Why are those reforms dangerous?

In a public system, hospitals are funded via bloc grants given to them by the government based on what they need to operate properly.

Under the new system, the link between hospitals and the government is broken, and a market is thereby created.

This is called establishing a “purchaser-provider split”. The providers of healthcare are hospitals and the purchasers are insurance companies and the government.

Making hospitals “autonomous” means that they can rely on the private sector both to raise funding and deliver health services. Financing hospitals via “activity-based funding” means that every procedure they deliver now has a specific price.

It creates a market in which health services from surgeries to medical tests can be bought and sold. It opens the door to outsourcing and private operators, which will jump on the opportunity to enter this lucrative sector.

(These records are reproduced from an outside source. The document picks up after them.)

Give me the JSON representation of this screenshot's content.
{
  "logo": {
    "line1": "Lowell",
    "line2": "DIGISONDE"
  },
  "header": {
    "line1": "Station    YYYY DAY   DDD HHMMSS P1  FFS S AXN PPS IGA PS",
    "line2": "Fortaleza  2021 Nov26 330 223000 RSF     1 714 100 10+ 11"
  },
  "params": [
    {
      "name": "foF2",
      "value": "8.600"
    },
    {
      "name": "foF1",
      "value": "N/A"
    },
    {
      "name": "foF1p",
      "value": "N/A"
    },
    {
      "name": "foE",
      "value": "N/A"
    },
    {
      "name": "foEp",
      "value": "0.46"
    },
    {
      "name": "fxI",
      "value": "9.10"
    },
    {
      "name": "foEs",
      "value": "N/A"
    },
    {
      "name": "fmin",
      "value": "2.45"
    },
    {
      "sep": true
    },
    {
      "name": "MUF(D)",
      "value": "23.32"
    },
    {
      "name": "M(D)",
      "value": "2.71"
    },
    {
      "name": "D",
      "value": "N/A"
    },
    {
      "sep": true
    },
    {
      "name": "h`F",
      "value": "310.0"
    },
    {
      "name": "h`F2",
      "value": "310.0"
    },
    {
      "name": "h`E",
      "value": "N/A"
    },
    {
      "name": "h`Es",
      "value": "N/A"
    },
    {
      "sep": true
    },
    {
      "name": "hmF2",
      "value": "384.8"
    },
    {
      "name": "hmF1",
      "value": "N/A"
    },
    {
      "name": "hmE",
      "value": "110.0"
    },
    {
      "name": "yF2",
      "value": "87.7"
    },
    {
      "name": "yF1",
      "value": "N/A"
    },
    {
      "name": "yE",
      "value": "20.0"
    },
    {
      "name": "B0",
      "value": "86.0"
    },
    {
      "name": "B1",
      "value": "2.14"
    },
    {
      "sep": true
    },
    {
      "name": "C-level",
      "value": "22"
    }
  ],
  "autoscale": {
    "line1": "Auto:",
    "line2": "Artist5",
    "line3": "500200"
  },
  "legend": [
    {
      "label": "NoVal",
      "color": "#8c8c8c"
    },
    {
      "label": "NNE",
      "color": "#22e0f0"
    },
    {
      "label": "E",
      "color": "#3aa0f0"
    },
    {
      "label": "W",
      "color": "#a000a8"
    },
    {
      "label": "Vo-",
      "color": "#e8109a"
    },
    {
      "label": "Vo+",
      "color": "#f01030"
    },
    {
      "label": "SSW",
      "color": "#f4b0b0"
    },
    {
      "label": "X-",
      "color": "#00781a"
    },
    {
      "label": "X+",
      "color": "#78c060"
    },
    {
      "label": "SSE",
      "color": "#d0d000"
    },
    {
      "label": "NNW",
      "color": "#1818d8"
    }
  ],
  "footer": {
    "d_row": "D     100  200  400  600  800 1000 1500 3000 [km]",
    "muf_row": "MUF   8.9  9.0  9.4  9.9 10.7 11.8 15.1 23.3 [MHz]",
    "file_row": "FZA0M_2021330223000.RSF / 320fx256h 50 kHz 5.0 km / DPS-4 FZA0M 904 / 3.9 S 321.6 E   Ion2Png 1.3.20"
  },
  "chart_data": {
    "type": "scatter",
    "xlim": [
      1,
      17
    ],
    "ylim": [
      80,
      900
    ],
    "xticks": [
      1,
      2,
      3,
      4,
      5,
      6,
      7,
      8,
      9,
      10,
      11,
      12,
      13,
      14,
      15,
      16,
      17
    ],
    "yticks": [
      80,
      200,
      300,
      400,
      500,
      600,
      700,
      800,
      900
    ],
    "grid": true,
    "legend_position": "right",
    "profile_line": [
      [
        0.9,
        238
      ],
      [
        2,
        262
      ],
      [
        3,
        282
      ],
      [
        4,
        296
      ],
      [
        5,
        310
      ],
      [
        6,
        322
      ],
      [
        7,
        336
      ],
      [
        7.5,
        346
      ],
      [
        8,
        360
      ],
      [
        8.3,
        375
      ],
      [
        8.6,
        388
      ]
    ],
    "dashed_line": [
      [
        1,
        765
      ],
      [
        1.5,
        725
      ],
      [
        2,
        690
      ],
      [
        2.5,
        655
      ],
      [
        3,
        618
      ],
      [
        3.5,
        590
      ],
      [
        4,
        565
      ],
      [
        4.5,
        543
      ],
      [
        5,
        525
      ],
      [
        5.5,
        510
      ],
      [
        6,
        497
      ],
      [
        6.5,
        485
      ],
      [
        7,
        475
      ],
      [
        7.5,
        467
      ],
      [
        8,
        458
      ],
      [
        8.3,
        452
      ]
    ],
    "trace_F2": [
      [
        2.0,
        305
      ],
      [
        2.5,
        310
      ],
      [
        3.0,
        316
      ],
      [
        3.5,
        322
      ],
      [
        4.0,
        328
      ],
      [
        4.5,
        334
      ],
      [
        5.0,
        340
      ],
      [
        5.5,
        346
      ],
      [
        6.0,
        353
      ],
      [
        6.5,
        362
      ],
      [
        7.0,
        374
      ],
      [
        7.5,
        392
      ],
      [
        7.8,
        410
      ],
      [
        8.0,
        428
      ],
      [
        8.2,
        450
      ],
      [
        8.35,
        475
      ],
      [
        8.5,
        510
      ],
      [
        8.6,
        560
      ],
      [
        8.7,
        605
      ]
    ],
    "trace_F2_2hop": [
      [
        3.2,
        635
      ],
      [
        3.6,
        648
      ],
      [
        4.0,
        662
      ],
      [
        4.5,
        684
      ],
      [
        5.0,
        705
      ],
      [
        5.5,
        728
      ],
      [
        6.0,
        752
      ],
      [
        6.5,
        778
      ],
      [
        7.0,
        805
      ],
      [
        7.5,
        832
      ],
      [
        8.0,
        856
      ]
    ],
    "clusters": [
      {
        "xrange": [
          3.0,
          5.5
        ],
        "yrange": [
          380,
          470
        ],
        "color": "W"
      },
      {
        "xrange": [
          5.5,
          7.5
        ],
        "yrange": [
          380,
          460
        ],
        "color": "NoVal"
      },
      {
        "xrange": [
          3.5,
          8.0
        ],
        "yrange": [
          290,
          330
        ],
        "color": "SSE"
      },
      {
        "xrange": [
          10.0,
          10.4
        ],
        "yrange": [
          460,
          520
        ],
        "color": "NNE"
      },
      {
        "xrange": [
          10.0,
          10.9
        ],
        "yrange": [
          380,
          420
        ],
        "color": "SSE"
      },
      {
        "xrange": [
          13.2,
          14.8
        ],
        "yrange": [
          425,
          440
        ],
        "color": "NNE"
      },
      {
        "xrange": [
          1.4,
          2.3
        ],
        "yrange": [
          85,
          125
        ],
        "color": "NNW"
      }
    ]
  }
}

Also, the fact that hospital group managers are now called CEOs should ring alarm bells: hospitals will be run like businesses that care about profits first, and health second.

When hospitals can’t reach their “financial performance targets”, a private company can take them over. Leo Varadkar said exactly this a few months ago:

Where hospitals consistently under perform in terms of clinical outcomes, patient experience and financial management, it should be open to the provider to transfer management of the hospital for a period of time to a private provider.

The problem with such reforms is that market-based and privatised systems are bad at three levels: they’re unequal in access, more expensive, and bad for patients. Only insurance companies and private healthcare companies benefit from that.

First, private systems are more unequal because they prioritise people who can pay over those who cannot.

Second, they’re more expensive. We always hear that markets are supposedly more efficient but that’s a big lie for healthcare. Privatised systems need to hire armies of bureaucrats and legal advisers to process all the billing and paperwork involved.

In a public system like Canada – where I’m from – I never saw a single pamphlet or flyer or bill posted to me because the government pays automatically when I go to see a GP or when I go to the hospital, reducing administrative waste.

Insurance companies also often oppose reimbursing patients. It makes sense for the firms: if they can prove they don’t have to pay because of a pre-condition or whatever, they save money. But it jacks up the costs in administrative and legal procedures.

Third, for-profit hospitals are bad for health. Some people can’t access them; they tend to provide care of lesser quality and mortality rates are higher in them because they dedicate fewer resources to doctors and nurses. There’s no surprise here: they want to cut their costs to boost their profits, so they cut in the services they give you.

Polls have shown that healthcare is the most important issue for Irish people.

However, if no action is taken to counter the government’s plans, the electorate is in for a massive disappointment. We should follow Bieber’s lead and call for a quality public healthcare system.